Sentado  en el porche escribo a mano este  artículo. Es  fresca y afable la tarde  de bronce; flor de un  verano tardío en  este domingo septembrino. Vienen las ideas a la mente. A veces dejo  las gafas, un momento,  para saborear tanta belleza y placidez. El sol comienza  a despeñarse por  el horizonte, y su luz  de cinabrio se difumina entre el vaivén de las ramas de   moreras y acacias —ataviadas  ya   de un orín herrumbroso—, cuyas hojas  tabalean levemente mecidas por la brisa.  Mozos de espadas invisibles visten el crepúsculo de un traje de luces que adquiere  tonalidades de ensueño, al diseñar un lábil lienzo de   tono anaranjado  pálido y oro, deshilachadas las nubes  en jirones alargados, circundados por un océano azul turquesa. Pero al momento, la paleta cromática celeste  va mudando, tenuemente, con desmayada ternura,  hasta un hondo violeta, para alcanzar el insondable “azul Prusia” que pregona la  cercana anochecida. Retornan   las grajillas  desde sus lejanos comederos buscando   sus asilos rocosos    de los riscos cercanos, donde alborotarán lo indecible, en un caótico concierto de atrabiliarios graznidos,  antes de respetar, por oficio, la sagrada liturgia de la madrugada. Languidecen las luces  del día en esta deliciosa  “hora azul”  —como la definiera la escritora Andrea Köeler—, que   anuncia la inminente invasión de un firmamento fuliginoso,  miniado con precisión por  un enjambre  de  alfileres plateados.  Prosigo un rato la escritura del artículo. Ya lo pasaré al ordenador oyendo por los auriculares música andalusí a cargo  del ensemble Ibn Báya, de Eduardo Paniagua y Omar Metioui. Belleza pura.
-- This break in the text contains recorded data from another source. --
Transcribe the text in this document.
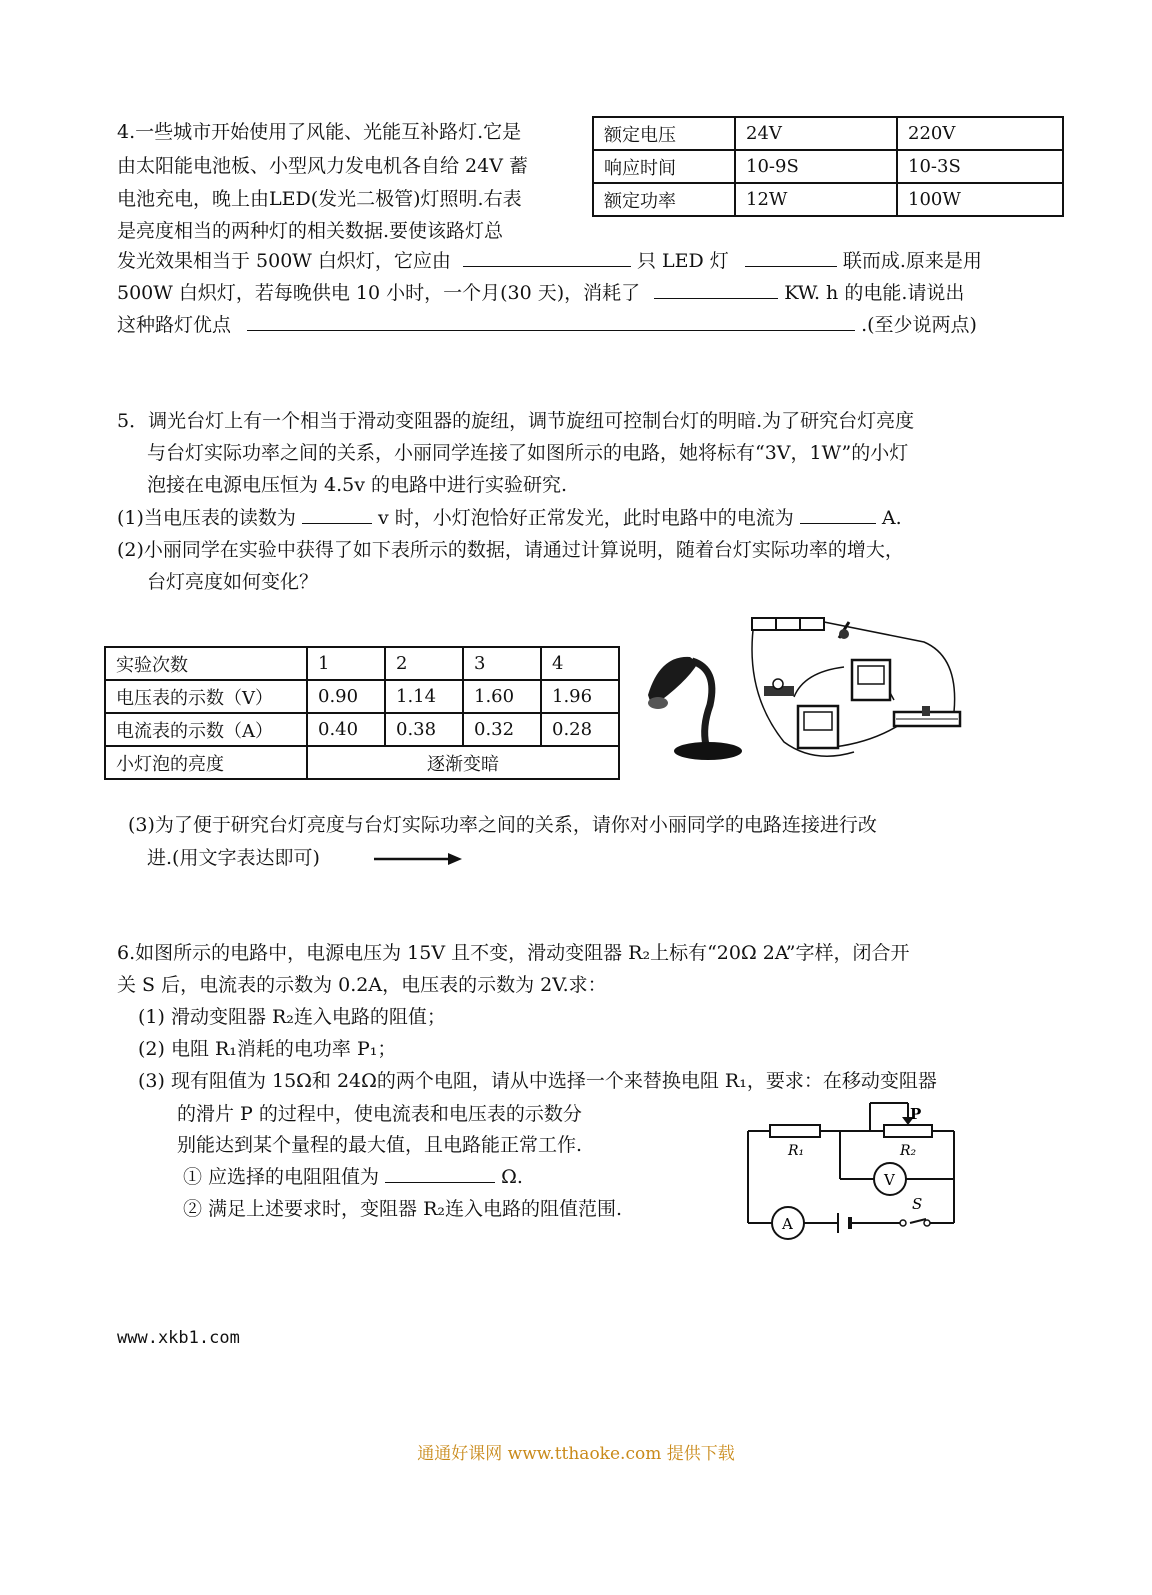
4.一些城市开始使用了风能、光能互补路灯.它是
由太阳能电池板、小型风力发电机各自给 24V 蓄
电池充电，晚上由LED(发光二极管)灯照明.右表
是亮度相当的两种灯的相关数据.要使该路灯总
额定电压	24V	220V
响应时间	10-9S	10-3S
额定功率	12W	100W
发光效果相当于 500W 白炽灯，它应由	只 LED 灯	联而成.原来是用
500W 白炽灯，若每晚供电 10 小时，一个月(30 天)，消耗了	KW. h 的电能.请说出
这种路灯优点	.(至少说两点)
5．调光台灯上有一个相当于滑动变阻器的旋纽，调节旋纽可控制台灯的明暗.为了研究台灯亮度
与台灯实际功率之间的关系，小丽同学连接了如图所示的电路，她将标有“3V，1W”的小灯
泡接在电源电压恒为 4.5v 的电路中进行实验研究.
(1)当电压表的读数为	v 时，小灯泡恰好正常发光，此时电路中的电流为	A.
(2)小丽同学在实验中获得了如下表所示的数据，请通过计算说明，随着台灯实际功率的增大，
台灯亮度如何变化？
实验次数	1	2	3	4
电压表的示数（V）	0.90	1.14	1.60	1.96
电流表的示数（A）	0.40	0.38	0.32	0.28
小灯泡的亮度	逐渐变暗			
(3)为了便于研究台灯亮度与台灯实际功率之间的关系，请你对小丽同学的电路连接进行改
进.(用文字表达即可)
6.如图所示的电路中，电源电压为 15V 且不变，滑动变阻器 R₂上标有“20Ω 2A”字样，闭合开
关 S 后，电流表的示数为 0.2A，电压表的示数为 2V.求：
(1) 滑动变阻器 R₂连入电路的阻值；
(2) 电阻 R₁消耗的电功率 P₁；
(3) 现有阻值为 15Ω和 24Ω的两个电阻，请从中选择一个来替换电阻 R₁，要求：在移动变阻器
的滑片 P 的过程中，使电流表和电压表的示数分
别能达到某个量程的最大值，且电路能正常工作.
① 应选择的电阻阻值为	Ω.
② 满足上述要求时，变阻器 R₂连入电路的阻值范围.
P
R₁	R₂
V
A
S
www.xkb1.com
通通好课网 www.tthaoke.com 提供下载
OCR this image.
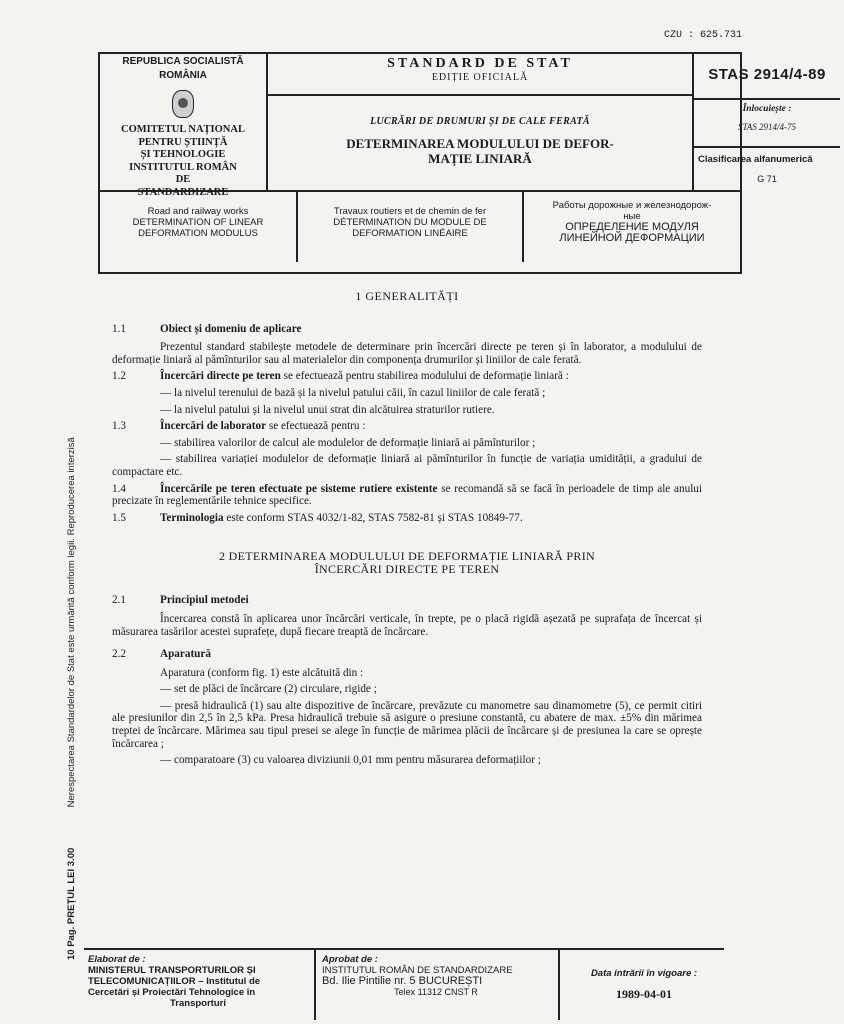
CZU : 625.731
REPUBLICA SOCIALISTĂ
ROMÂNIA
COMITETUL NAȚIONAL
PENTRU ȘTIINȚĂ
ȘI TEHNOLOGIE
INSTITUTUL ROMÂN
DE
STANDARDIZARE
STANDARD DE STAT
EDIȚIE OFICIALĂ
LUCRĂRI DE DRUMURI ȘI DE CALE FERATĂ
DETERMINAREA MODULULUI DE DEFOR-
MAȚIE LINIARĂ
STAS 2914/4-89
Înlocuiește :
STAS 2914/4-75
Clasificarea alfanumerică
G 71
Road and railway works
DETERMINATION OF LINEAR
DEFORMATION MODULUS
Travaux routiers et de chemin de fer
DÉTERMINATION DU MODULE DE
DEFORMATION LINÉAIRE
Работы дорожные и железнодорож-
ные
ОПРЕДЕЛЕНИЕ МОДУЛЯ
ЛИНЕЙНОЙ ДЕФОРМАЦИИ
10 Pag. PREȚUL LEI 3.00 Nerespectarea Standardelor de Stat este urmărită conform legii. Reproducerea interzisă
1 GENERALITĂȚI
1.1	Obiect și domeniu de aplicare

Prezentul standard stabilește metodele de determinare prin încercări directe pe teren și în laborator, a modulului de deformație liniară al pămînturilor sau al materialelor din componența drumurilor și liniilor de cale ferată.

1.2	Încercări directe pe teren se efectuează pentru stabilirea modulului de deformație liniară :

— la nivelul terenului de bază și la nivelul patului căii, în cazul liniilor de cale ferată ;

— la nivelul patului și la nivelul unui strat din alcătuirea straturilor rutiere.

1.3	Încercări de laborator se efectuează pentru :

— stabilirea valorilor de calcul ale modulelor de deformație liniară ai pămînturilor ;

— stabilirea variației modulelor de deformație liniară ai pămînturilor în funcție de variația umidității, a gradului de compactare etc.

1.4	Încercările pe teren efectuate pe sisteme rutiere existente se recomandă să se facă în perioadele de timp ale anului precizate în reglementările tehnice specifice.
1.5	Terminologia este conform STAS 4032/1-82, STAS 7582-81 și STAS 10849-77.
2 DETERMINAREA MODULULUI DE DEFORMAȚIE LINIARĂ PRIN
ÎNCERCĂRI DIRECTE PE TEREN
2.1	Principiul metodei

Încercarea constă în aplicarea unor încărcări verticale, în trepte, pe o placă rigidă așezată pe suprafața de încercat și măsurarea tasărilor acestei suprafețe, după fiecare treaptă de încărcare.

2.2	Aparatură

Aparatura (conform fig. 1) este alcătuită din :

— set de plăci de încărcare (2) circulare, rigide ;

— presă hidraulică (1) sau alte dispozitive de încărcare, prevăzute cu manometre sau dinamometre (5), ce permit citiri ale presiunilor din 2,5 în 2,5 kPa. Presa hidraulică trebuie să asigure o presiune constantă, cu abatere de max. ±5% din mărimea treptei de încărcare. Mărimea sau tipul presei se alege în funcție de mărimea plăcii de încărcare și de presiunea la care se oprește încărcarea ;

— comparatoare (3) cu valoarea diviziunii 0,01 mm pentru măsurarea deformațiilor ;

Elaborat de :
MINISTERUL TRANSPORTURILOR ȘI
TELECOMUNICAȚIILOR – Institutul de
Cercetări și Proiectări Tehnologice în
Transporturi
Aprobat de :
INSTITUTUL ROMÂN DE STANDARDIZARE
Bd. Ilie Pintilie nr. 5 BUCUREȘTI
Telex 11312 CNST R
Data intrării în vigoare :
1989-04-01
Dejo un rato la redacción  y me acomodo  para leer. Antes de nada   huelo las  páginas del libro en un sagrado ritual  que siempre oficio antes de comenzar a desvirgar su fascinante interior. El e-book es hielo, insípido  e inane, para mí; el libro, sin embargo, es un ser vivo.  Puedo sentir el latido de su  viejo corazón  entre mis manos. Es una hora de paz infinita,  si acaso tan solo perturbada por el  remoto ladrido de algún perro inquieto —los míos duermen apaciblemente a mis pies—, o el gañido destemplado de un  enlutado  mirlo que entra y sale del seto sin él mismo  saber exactamente el porqué.

No existe otro momento como este en el campo. Me gustaría que fuera cierta la teoría del eterno retorno de lo idéntico. Se alinean, de oeste a levante,  los cuatro planetas que han decorado la noche del verano. Venus, Júpiter, Saturno y Marte,  y la  brisa     regala una caricia  que presagia el  mareante sahumerio  de la    noche abisal, que está agazapada,  al acecho,  para caer sobre estos contornos, animándonos a elevar la vista y perdernos  por espacios infinitos, grandiosos, inabarcables; extendidos más allá del Tiempo y los recuerdos.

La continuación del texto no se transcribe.